Even as Yadav and Devi used lungpower, Digvijay produced an AICC circular that approved the state Congress manifesto committee consisting of Sharma and Behar.

Yadav later alleged that Sharma and Behar have prepared a “blueprint” of the manifesto on behalf of the chief minister. “The Panchmarhi meet was called merely as a formality to get our seal of approval,” said Yadav.

Another secretary, Maan Dahima, quit the bureaucracy three months before he was slated to retire.

Dahima was looking after Scheduled Caste and Scheduled Tribes and once in the Congress, he assumed the charge of its SC/ST cell.

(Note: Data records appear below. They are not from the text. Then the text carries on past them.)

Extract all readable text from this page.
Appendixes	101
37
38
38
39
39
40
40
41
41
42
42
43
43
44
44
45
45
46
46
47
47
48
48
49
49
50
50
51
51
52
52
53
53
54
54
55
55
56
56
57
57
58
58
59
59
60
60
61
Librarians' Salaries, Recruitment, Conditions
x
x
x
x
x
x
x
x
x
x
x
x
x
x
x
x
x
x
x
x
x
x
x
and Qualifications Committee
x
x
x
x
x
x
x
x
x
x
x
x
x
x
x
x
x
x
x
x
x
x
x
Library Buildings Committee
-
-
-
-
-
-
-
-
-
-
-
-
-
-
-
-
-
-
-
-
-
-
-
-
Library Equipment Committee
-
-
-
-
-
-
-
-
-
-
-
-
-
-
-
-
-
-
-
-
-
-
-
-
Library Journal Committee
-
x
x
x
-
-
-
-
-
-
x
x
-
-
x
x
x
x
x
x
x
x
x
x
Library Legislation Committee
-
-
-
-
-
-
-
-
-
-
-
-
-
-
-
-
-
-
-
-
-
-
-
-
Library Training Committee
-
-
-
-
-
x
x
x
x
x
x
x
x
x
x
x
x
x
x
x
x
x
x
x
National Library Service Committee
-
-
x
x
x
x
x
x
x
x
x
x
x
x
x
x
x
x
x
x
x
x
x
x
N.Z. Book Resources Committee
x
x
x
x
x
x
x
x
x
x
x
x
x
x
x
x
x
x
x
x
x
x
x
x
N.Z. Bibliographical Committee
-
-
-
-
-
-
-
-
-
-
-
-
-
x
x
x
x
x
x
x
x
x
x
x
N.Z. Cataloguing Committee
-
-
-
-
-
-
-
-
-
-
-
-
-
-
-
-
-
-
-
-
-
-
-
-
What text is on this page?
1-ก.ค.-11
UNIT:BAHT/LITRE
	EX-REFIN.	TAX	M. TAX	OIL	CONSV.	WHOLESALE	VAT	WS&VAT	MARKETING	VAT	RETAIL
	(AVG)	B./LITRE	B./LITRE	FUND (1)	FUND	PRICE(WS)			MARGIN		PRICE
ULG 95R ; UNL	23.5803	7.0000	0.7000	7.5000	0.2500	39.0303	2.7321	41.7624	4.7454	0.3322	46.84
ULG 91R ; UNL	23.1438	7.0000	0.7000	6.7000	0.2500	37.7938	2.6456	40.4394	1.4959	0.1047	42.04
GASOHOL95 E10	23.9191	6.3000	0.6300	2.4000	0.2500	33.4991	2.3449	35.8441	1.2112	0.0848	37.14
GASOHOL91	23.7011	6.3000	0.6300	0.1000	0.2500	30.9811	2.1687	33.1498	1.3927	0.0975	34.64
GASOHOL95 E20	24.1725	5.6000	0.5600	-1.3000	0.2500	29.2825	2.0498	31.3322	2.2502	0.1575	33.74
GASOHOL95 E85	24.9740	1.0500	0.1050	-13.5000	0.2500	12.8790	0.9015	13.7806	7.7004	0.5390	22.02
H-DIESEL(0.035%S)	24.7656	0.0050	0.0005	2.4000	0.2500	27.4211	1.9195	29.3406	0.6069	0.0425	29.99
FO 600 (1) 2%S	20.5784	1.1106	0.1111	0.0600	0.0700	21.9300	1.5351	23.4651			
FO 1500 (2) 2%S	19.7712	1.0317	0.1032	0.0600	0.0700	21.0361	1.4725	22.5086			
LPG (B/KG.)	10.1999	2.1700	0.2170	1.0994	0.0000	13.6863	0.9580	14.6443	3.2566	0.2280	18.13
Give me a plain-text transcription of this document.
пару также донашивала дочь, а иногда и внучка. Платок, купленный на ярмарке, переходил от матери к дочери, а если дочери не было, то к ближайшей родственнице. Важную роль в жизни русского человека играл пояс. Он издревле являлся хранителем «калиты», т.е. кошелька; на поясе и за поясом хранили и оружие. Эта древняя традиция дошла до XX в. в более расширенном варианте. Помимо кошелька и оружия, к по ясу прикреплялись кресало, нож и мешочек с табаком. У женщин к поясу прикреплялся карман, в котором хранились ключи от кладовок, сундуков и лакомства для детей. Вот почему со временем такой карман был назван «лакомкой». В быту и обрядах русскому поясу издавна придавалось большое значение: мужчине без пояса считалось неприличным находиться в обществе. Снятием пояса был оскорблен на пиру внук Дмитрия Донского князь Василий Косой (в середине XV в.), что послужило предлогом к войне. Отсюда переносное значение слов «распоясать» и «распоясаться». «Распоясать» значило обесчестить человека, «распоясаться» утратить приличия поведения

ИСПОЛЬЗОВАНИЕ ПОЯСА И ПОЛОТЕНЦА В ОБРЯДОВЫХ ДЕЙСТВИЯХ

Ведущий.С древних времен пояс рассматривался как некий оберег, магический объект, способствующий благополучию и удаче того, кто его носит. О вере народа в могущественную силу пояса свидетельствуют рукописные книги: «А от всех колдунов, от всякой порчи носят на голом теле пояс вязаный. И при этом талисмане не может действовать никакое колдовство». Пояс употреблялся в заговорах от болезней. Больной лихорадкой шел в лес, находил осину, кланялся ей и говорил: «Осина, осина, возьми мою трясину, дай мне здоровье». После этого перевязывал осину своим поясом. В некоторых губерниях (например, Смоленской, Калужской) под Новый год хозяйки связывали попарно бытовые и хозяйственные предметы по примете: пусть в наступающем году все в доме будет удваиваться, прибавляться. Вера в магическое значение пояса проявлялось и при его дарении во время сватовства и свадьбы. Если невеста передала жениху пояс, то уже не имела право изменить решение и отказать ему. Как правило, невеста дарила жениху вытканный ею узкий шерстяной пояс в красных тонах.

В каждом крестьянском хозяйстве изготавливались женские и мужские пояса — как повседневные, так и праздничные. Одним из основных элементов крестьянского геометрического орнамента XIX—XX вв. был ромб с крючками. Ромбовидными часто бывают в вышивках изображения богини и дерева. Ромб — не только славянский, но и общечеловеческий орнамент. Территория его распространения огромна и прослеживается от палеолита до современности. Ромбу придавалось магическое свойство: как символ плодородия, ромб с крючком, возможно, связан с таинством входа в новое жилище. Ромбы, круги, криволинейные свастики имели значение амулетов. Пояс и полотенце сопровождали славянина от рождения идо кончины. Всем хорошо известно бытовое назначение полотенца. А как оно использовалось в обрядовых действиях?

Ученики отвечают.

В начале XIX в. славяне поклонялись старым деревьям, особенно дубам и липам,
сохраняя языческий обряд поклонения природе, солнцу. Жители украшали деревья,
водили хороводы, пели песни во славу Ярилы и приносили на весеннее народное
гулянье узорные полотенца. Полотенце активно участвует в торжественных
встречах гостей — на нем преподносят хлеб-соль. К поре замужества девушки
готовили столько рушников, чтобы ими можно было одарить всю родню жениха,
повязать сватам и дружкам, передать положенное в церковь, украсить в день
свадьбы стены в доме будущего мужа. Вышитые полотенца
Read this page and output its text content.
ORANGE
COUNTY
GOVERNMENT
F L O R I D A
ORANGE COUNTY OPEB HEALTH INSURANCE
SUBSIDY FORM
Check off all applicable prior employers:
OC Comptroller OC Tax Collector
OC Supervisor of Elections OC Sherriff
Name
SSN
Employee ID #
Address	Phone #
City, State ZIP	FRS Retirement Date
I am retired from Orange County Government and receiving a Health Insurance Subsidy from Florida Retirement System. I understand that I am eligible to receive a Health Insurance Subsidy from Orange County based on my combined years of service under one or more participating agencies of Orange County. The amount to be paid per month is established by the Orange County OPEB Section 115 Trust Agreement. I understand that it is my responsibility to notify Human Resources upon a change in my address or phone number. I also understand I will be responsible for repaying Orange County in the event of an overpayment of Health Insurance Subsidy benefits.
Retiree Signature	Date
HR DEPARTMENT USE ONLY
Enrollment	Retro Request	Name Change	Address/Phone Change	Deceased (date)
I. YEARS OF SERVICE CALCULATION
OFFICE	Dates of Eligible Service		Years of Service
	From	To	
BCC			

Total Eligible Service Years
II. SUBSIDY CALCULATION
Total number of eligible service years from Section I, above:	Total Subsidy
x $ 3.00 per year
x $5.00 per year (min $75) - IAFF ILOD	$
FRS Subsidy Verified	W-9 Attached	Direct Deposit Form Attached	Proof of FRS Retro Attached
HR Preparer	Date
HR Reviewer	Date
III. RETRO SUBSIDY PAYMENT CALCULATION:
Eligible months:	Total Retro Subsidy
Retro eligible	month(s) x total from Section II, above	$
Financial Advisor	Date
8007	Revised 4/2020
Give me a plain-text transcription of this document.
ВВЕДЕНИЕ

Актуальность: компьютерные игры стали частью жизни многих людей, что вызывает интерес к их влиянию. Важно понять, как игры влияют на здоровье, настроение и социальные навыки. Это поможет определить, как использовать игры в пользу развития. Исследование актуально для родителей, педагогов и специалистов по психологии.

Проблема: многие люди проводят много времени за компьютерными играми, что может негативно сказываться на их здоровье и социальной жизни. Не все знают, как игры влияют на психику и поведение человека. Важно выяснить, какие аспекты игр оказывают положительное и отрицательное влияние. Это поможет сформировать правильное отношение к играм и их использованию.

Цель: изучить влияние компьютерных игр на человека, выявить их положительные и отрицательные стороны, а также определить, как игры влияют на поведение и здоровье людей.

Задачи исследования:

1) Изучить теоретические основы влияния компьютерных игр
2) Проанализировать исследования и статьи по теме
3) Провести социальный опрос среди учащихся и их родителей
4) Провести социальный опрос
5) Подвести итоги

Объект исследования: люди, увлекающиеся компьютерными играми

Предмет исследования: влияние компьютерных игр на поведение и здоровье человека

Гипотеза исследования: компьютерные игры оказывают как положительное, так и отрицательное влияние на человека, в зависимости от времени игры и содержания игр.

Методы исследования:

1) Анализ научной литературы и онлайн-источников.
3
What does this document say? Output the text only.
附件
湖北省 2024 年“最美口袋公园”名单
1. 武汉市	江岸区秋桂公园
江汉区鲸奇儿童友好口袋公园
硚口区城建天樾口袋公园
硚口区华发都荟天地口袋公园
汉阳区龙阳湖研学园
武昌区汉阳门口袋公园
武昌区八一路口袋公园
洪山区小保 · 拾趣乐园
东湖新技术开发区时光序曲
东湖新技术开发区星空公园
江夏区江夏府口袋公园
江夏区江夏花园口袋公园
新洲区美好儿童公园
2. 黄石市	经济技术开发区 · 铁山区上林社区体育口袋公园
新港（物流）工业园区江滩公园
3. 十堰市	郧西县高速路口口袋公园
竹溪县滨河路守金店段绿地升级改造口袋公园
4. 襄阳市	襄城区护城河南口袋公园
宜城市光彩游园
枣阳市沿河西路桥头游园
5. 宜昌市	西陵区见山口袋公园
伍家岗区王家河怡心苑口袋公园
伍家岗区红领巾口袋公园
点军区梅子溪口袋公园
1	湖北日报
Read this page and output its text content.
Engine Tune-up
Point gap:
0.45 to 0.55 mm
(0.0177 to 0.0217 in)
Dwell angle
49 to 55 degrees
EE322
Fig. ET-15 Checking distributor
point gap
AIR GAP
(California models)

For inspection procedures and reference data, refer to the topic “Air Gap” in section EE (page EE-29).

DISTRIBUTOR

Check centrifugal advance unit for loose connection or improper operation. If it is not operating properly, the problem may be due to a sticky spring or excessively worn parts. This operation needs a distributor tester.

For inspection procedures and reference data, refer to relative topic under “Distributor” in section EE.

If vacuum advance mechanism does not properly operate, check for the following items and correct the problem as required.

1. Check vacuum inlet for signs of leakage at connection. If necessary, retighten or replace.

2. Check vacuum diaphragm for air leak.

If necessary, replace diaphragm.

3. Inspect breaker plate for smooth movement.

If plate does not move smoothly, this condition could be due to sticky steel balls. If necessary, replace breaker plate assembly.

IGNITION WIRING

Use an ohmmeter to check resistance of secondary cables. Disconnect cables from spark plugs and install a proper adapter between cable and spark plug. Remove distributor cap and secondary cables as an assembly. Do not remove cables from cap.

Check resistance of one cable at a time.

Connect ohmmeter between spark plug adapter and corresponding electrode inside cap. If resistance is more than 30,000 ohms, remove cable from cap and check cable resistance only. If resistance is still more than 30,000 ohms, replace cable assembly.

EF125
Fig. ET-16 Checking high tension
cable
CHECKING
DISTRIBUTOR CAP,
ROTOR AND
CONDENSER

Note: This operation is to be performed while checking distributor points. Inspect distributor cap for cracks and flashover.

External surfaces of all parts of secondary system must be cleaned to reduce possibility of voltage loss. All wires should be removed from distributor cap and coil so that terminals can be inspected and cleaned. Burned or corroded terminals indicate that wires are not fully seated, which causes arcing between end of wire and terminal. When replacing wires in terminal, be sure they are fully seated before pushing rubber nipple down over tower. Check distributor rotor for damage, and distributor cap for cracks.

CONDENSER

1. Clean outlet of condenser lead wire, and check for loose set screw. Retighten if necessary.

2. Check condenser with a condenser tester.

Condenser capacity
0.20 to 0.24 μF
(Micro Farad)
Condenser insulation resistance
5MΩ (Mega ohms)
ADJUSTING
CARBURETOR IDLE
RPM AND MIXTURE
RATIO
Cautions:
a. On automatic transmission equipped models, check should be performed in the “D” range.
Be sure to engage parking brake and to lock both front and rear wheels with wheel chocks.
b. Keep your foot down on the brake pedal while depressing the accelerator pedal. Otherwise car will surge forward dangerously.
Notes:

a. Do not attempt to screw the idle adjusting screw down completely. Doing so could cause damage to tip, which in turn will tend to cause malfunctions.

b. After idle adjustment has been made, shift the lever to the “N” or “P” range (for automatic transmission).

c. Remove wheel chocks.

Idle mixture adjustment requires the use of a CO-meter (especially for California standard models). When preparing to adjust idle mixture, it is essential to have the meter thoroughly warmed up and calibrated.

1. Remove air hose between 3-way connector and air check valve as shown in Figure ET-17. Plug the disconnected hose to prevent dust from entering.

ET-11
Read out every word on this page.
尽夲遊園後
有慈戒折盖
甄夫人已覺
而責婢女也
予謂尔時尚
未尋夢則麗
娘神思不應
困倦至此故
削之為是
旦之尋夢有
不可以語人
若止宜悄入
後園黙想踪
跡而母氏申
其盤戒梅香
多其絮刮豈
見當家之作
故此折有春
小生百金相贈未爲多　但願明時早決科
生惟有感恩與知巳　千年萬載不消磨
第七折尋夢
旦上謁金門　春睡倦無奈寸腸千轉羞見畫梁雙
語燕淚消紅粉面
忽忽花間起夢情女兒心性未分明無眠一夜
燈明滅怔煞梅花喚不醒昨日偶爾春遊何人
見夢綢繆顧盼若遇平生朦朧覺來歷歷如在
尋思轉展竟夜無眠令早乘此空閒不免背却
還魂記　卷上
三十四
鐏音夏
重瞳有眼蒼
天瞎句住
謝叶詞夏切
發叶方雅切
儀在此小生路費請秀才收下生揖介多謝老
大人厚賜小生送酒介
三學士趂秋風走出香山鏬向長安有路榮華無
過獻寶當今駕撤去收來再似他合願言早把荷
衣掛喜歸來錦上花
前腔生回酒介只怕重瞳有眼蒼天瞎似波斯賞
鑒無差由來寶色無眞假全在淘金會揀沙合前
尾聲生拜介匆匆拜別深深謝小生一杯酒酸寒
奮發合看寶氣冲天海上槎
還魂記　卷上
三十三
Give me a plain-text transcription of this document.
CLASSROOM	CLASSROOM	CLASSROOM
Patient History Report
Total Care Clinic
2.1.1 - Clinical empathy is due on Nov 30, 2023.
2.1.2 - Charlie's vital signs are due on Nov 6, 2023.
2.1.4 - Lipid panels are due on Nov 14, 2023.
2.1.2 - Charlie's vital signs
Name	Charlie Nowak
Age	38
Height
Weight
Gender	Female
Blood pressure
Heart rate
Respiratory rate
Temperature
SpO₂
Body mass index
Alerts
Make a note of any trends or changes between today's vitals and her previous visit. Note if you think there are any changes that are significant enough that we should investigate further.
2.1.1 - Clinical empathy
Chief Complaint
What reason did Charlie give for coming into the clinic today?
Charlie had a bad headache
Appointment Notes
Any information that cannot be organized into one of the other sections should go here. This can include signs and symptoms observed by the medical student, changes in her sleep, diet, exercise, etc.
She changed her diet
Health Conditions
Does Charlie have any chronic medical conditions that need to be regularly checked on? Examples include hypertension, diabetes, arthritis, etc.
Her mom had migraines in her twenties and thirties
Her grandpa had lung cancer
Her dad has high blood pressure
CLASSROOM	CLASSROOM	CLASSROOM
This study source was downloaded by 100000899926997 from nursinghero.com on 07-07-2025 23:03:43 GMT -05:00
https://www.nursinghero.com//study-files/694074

The chief minister said he had no objection to bureaucrats joining politics as long as they keep themselves free of political affiliation when they are in service.

But most bureaucrats now in politics had made their political affiliations known before chalking out their future roadmap.

Jogi was collector of Indore in 1987 when he abruptly quit the office to join the Congress. He was drafted in the Rajya Sabha and rose to become AICC spokesperson.

When the state of Chhattisgarh was carved out of Madhya Pradesh in November 2001, Jogi emerged as a dark horse to bag the coveted post of chief minister.